Neural Network Training Method Boosts Vision Capabilities

In the current AI landscape, sequence models have gained considerable popularity for their ability to analyze data and predict what to do next. Platforms like ChatGPT use next-token prediction to anticipate each word (or token) in a sequence to form answers to user questions. Full-sequence diffusion models like Sora can convert words into realistic visuals by successively “denoising” an entire video sequence.
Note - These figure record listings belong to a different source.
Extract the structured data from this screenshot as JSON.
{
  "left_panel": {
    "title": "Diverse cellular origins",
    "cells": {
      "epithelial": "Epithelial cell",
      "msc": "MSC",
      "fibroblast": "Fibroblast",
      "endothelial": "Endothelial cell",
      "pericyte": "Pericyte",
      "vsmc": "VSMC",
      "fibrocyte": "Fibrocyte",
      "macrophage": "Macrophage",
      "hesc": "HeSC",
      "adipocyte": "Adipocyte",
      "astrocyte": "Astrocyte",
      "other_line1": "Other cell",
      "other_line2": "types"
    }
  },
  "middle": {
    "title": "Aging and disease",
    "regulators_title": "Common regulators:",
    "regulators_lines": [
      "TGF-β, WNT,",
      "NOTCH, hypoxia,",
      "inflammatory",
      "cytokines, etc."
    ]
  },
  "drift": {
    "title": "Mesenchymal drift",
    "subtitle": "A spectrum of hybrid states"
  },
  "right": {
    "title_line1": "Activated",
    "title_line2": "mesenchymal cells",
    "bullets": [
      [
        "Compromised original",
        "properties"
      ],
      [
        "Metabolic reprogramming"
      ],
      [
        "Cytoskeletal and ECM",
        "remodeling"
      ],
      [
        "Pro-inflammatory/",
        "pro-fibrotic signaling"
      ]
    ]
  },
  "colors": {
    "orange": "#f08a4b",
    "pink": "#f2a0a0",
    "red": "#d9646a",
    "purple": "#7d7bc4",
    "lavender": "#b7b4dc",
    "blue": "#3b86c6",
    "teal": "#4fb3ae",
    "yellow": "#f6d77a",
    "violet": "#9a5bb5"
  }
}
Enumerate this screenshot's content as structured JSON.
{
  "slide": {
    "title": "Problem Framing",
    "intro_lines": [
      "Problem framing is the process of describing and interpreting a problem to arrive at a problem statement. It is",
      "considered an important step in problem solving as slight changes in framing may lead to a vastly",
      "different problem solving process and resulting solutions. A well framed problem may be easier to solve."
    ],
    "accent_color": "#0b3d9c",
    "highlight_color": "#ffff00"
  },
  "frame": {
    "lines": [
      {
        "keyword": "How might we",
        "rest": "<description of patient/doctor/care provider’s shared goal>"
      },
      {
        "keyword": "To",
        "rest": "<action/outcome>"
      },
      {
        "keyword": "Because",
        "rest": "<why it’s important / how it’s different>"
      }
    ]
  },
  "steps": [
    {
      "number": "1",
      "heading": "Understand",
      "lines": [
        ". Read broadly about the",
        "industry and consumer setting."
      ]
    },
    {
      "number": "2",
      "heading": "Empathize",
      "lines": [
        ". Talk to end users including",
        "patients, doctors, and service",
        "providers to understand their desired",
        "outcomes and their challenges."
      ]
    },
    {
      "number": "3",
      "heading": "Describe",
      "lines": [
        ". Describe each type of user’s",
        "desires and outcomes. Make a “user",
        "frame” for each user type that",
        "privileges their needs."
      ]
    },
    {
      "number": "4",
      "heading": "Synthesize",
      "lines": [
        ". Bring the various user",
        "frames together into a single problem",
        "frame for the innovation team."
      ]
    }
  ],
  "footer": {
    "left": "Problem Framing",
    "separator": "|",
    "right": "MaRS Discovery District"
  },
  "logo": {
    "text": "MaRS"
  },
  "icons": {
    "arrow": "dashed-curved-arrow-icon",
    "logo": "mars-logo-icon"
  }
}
When applied to computer vision and robotics, the next-token and full-sequence diffusion models have trade-offs in terms of capabilities. While next-token models can deliver sequences of varied length, these generations are made without awareness of desirable states in the future — such as steering its sequence generation toward a certain goal 10 tokens away — and therefore require additional mechanisms for long-horizon (long-term) planning. Diffusion models can perform such future-conditioned sampling, but lack the ability of next-token models to generate variable-length sequences.

At MIT’s Computer Science and Artificial Intelligence Laboratory (CSAIL), researchers have proposed a simple change to the diffusion training scheme that makes this sequence denoising considerably more flexible by combining the strengths of both models. The developed model is called “diffusion forcing.” The name stems from “teacher forcing,” the conventional training scheme that breaks down full sequence generation into the smaller, easier steps of next-token generation.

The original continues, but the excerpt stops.